Humax’s replacement is the Aura EZ – but as we found in our review, it’s not ready to fill that gap yet. At £249, it combines aerial recording with Freely streaming, but it’s plagued by bugs, and has no third-party streaming apps whatsoever (no Netflix, Disney+, or Prime Video).

Humax Aura EZ box brown hero

We gave it 2.5 out of 5, and in its current state, it’s hard to recommend to anyone who relies on their recorder.

That leaves the T4-R in a curious position: it’s the only Freeview recorder on the market that actually works reliably, day in and day out.

There are a few devices that can record to a USB stick, but for viewers who record regularly, skip adverts, build content libraries, or simply want to watch on their own schedule rather than relying on catch-up windows, it remains the clear choice.

Is It Still Worth Buying?

At the new prices, the T4-R is still a good recorder – just a slightly less immediately compelling one than it was at launch. The 500GB model at £199.99 has taken the biggest hit, and at that price, it’s worth asking whether the extra £20 to the 1TB model at £219.99 makes more sense for most buyers.

For anyone planning to record regularly, the extra storage gives considerably more breathing room and better long-term value. The 2TB model at £239.99 remains the best option for heavy recorders – and with only a £10 increase from its previous price, it’s the most manageable of the three rises.

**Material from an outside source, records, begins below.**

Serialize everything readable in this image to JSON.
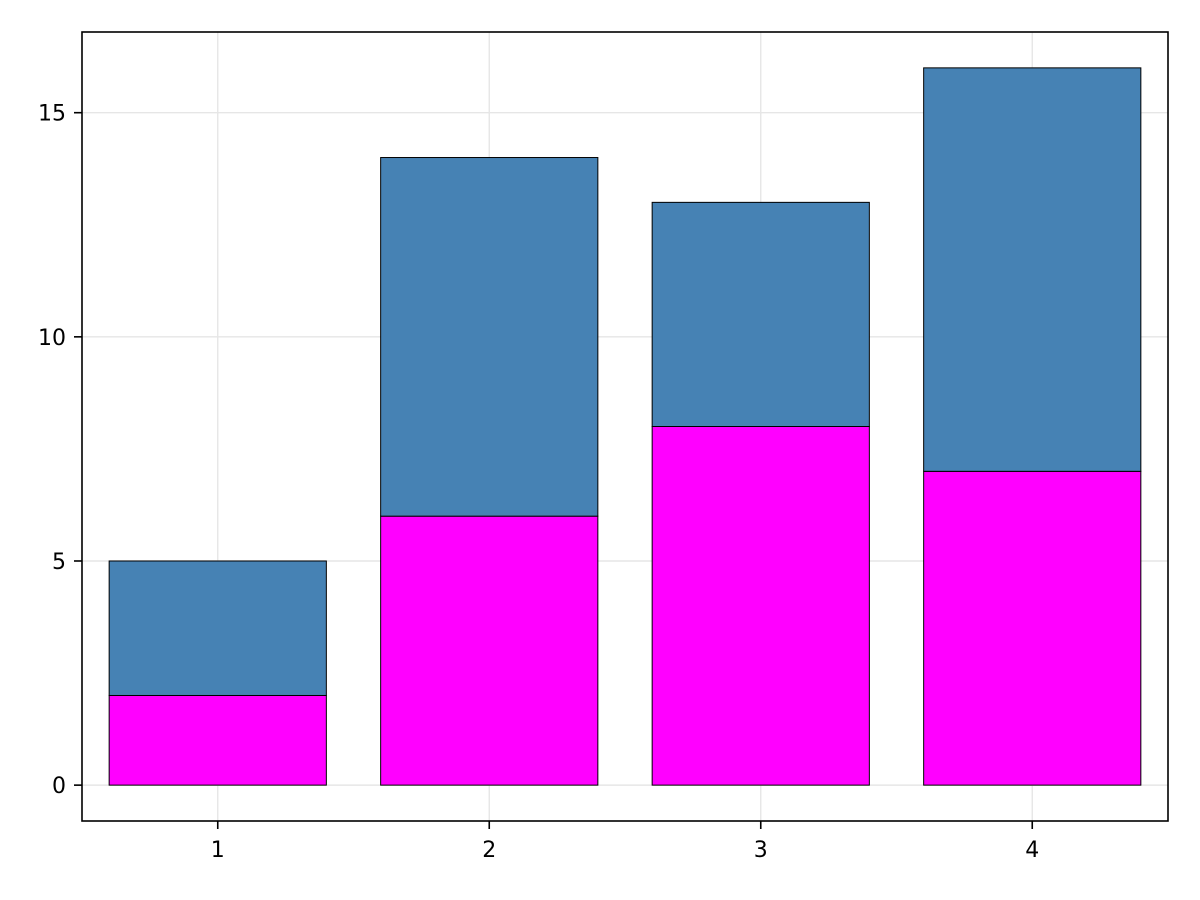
{
  "chart_data": {
    "type": "bar",
    "stacked": true,
    "title": "",
    "xlabel": "",
    "ylabel": "",
    "categories": [
      "1",
      "2",
      "3",
      "4"
    ],
    "series": [
      {
        "color": "#ff00ff",
        "values": [
          2,
          6,
          8,
          7
        ]
      },
      {
        "color": "#4682b4",
        "values": [
          3,
          8,
          5,
          9
        ]
      }
    ],
    "totals": [
      5,
      14,
      13,
      16
    ],
    "xlim": [
      0.5,
      4.5
    ],
    "ylim": [
      -0.8,
      16.8
    ],
    "yticks": [
      0,
      5,
      10,
      15
    ],
    "xticks": [
      1,
      2,
      3,
      4
    ],
    "grid": true,
    "legend": "none",
    "bar_edge_color": "#000000",
    "grid_color": "#e6e6e6"
  }
}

There is, though, a bigger question hanging over any Freeview recorder purchase right now – and it’s worth being honest about it.

Freeview isn’t going anywhere imminently. The aerial transmitter network has years of life left in it, and millions of households still rely on it daily.

But the direction of travel is clear: Freely is designed to eventually replace Freeview entirely, streaming is where the broadcasters are investing, and the government has been pushing for an IP switchover by the early 2030s.

In that context, buying a Freeview recorder in 2026 is a bit like buying a very good CD player in the early 2000s – still perfectly sensible for now, but with a built-in expiry date somewhere on the horizon.

That doesn’t make the T4-R a bad buy. If you record regularly, rely on your recorder, and aren’t ready to trust catch-up services to always have what you want when you want it – the T4-R does that job better than anything else currently available.

Just go in with realistic expectations: this is a device for the Freeview years that remain, not for the decade beyond them.